亡くなった人は多かれ少なかれ現金を持っており、また銀行や信用金庫などに口座をつくってお金をためています。相続が開始された場合、亡くなった人が持っている現金や預貯金は当然に相続財産に含まれ、相続税の課税対象となりますが、これらの課税評価額はどのように決められるのでしょうか。

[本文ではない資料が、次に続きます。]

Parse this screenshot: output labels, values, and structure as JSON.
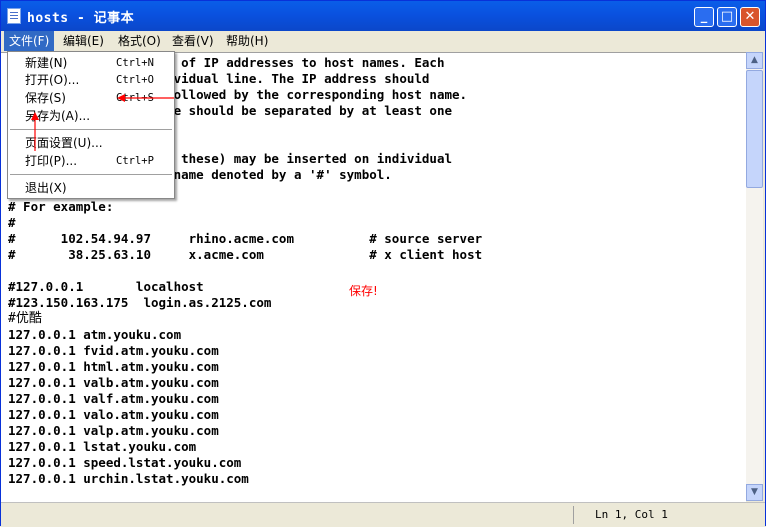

現金や預貯金は、基本的には相続発生時の残高がそのまま相続税評価額となります。預貯金については被相続人が口座を開設している金融機関に残高証明書の発行を依頼して、相続税の申告書には証明書に記載されている残高を記入します。そして、申告書類を提出する日は、申告書とともに残高証明書も提出します。定期預金口座を持っている場合は、預貯金解約時に支払われる利子の計算も金融機関に依頼しましょう。外貨預金口座を持っている場合は、相続発生日の時点もしくは相続発生日に最も近い時期の対顧客直物電信買相場(TTB)により円貨に換算する必要があります。
なお、口座名義が被相続人以外の者の名義になっていても、主に被相続人がその口座から出入金を行っていれば、被相続人の財産とみなされて相続税が課されます。また、被相続人が亡くなった日から3年以内に相続人が贈与を受けていた場合、受け取った現金や預貯金についても相続税の課税対象になるので注意が必要です。